Juventus e Milan lasciano la parola all'organizzatore. Non il mondo politico, la cui levata di scudi è a senso unico e chiede ai club «di non giocare». Il ministro dell'Interno, Matteo Salvini: «Che si giochi in un Paese islamico dove le donne non possono andare allo stadio se non sono accompagnate da un uomo è una schifezza». E ancora: «Qualche milione di euro si può raccattare in altra maniera. Mi aspetto una reazione di orgoglio. È la morte del calcio. Dove sono le femministe e le Boldrini di turno?». Ma l'ex presidente della Camera aveva già detto: «I signori del calcio vendano pure i diritti delle partite ma non si permettano di barattare i diritti delle donne!». Se non altro il pallone ha messo d'accordo Salvini e Boldrini. Dura Giorgia Meloni: «Abbiamo venduto secoli di civiltà europea e di battaglie per i diritti delle donne ai soldi dei sauditi? La Federcalcio blocchi questa vergogna assoluta».

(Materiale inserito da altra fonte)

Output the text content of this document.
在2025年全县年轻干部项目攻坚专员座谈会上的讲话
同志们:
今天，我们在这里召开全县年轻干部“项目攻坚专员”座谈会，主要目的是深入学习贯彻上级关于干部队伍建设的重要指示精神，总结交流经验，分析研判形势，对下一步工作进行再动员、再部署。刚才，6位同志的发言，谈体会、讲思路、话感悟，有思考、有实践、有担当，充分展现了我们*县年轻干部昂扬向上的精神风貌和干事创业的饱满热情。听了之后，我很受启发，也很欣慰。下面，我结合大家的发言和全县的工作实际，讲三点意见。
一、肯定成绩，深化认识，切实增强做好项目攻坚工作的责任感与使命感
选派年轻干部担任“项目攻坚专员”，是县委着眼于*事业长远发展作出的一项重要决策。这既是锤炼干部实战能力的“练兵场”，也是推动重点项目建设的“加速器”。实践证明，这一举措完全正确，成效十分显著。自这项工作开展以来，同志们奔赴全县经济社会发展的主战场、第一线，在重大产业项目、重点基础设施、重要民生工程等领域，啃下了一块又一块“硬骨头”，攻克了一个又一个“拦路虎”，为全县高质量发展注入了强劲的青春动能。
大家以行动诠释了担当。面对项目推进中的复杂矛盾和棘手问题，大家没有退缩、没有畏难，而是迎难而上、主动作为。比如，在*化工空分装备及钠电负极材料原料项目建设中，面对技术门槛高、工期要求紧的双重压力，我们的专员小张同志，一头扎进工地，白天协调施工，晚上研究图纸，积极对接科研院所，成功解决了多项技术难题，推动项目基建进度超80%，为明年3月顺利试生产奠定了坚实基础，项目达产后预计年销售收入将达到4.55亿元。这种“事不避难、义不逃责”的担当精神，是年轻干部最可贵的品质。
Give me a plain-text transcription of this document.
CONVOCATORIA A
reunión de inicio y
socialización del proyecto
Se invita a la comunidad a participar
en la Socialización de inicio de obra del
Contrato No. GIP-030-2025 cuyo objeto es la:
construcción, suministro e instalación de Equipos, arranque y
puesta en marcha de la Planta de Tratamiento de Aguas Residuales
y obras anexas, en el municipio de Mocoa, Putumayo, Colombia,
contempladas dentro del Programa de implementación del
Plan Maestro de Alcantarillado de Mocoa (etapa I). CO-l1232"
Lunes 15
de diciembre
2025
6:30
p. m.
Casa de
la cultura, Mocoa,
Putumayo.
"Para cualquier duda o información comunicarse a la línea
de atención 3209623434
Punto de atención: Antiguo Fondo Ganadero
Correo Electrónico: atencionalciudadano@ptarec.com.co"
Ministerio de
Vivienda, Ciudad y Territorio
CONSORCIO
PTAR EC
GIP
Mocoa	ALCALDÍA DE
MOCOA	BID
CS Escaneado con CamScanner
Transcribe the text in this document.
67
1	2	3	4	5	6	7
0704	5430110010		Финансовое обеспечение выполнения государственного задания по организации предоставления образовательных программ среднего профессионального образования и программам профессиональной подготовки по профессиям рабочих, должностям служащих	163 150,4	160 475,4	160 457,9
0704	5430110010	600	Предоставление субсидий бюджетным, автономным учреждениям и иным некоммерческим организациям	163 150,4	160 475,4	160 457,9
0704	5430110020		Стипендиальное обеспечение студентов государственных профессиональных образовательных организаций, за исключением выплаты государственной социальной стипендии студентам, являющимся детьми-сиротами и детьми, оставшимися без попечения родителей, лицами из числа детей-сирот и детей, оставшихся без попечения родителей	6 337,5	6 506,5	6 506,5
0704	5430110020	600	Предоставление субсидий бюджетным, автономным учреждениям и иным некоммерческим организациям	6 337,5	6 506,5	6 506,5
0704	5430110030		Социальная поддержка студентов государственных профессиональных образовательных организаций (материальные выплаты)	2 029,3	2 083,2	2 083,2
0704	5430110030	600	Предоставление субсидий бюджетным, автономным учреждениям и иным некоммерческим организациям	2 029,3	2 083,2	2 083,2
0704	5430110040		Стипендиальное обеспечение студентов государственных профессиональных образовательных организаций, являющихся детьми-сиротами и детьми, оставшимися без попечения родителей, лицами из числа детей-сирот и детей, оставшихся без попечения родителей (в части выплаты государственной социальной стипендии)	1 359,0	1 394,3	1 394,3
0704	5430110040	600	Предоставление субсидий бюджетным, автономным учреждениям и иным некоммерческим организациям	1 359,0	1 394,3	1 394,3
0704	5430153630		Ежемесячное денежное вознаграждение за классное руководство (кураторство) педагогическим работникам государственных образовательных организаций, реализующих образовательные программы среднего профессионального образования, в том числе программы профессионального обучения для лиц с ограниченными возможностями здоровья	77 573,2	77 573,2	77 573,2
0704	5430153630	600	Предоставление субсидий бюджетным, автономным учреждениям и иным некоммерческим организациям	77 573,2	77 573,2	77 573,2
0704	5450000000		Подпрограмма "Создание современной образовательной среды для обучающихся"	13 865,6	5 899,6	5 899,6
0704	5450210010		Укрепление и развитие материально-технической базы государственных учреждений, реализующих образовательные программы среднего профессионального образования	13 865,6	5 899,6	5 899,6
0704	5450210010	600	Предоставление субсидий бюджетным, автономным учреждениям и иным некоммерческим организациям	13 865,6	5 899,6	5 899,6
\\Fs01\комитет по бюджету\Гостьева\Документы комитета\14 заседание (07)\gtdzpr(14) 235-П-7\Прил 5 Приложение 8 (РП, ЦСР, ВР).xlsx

Ma il presidente della Lega calcio, Micciché, ha ributtato subito la palla nell'altro campo: «Il calcio fa parte del sistema culturale ed economico italiano e non può avere logiche, soprattutto nelle relazioni internazionali, diverse da quelle del Paese a cui appartiene. L'Arabia Saudita è il maggior partner commerciale italiano nell'area mediorientale. Nessuno di tali rapporti è stato interrotto». A Raisport ha poi aggiunto: «Se la vicenda Khashoggi fosse avvenuta prima, probabilmente non avrei fatto questa scelta. Per la decisione non ho sentito le istituzioni». Anche perché negli stessi giorni, inizio giugno, il governo Conte otteneva la fiducia del Parlamento.
Si rischia il paradosso. Lo stesso fatto da una parte è visto come fonte discriminazione, dall'altra come occasione unica di emancipazione. Basti pensare che in Arabia Saudita solo un anno fa il pubblico femminile per la prima volta ha potuto assistere a una partita tra squadre locali, mentre in ottobre c'erano anche le donne per l'amichevole Argentina-Brasile. Dalla lega calcio assicurano che per Juve-Milan le occidentali non avranno l'obbligo di indossare l'abaya, l'abito nero.
Lo sport è considerato dal principe Mohammed bin Salman, un'occasione unica per aprirsi al mondo. Ecco spiegati i 22,5 milioni per la supercoppa italiana. Tanti, ma non abbastanza per svuotare dai veleni il calice amaro.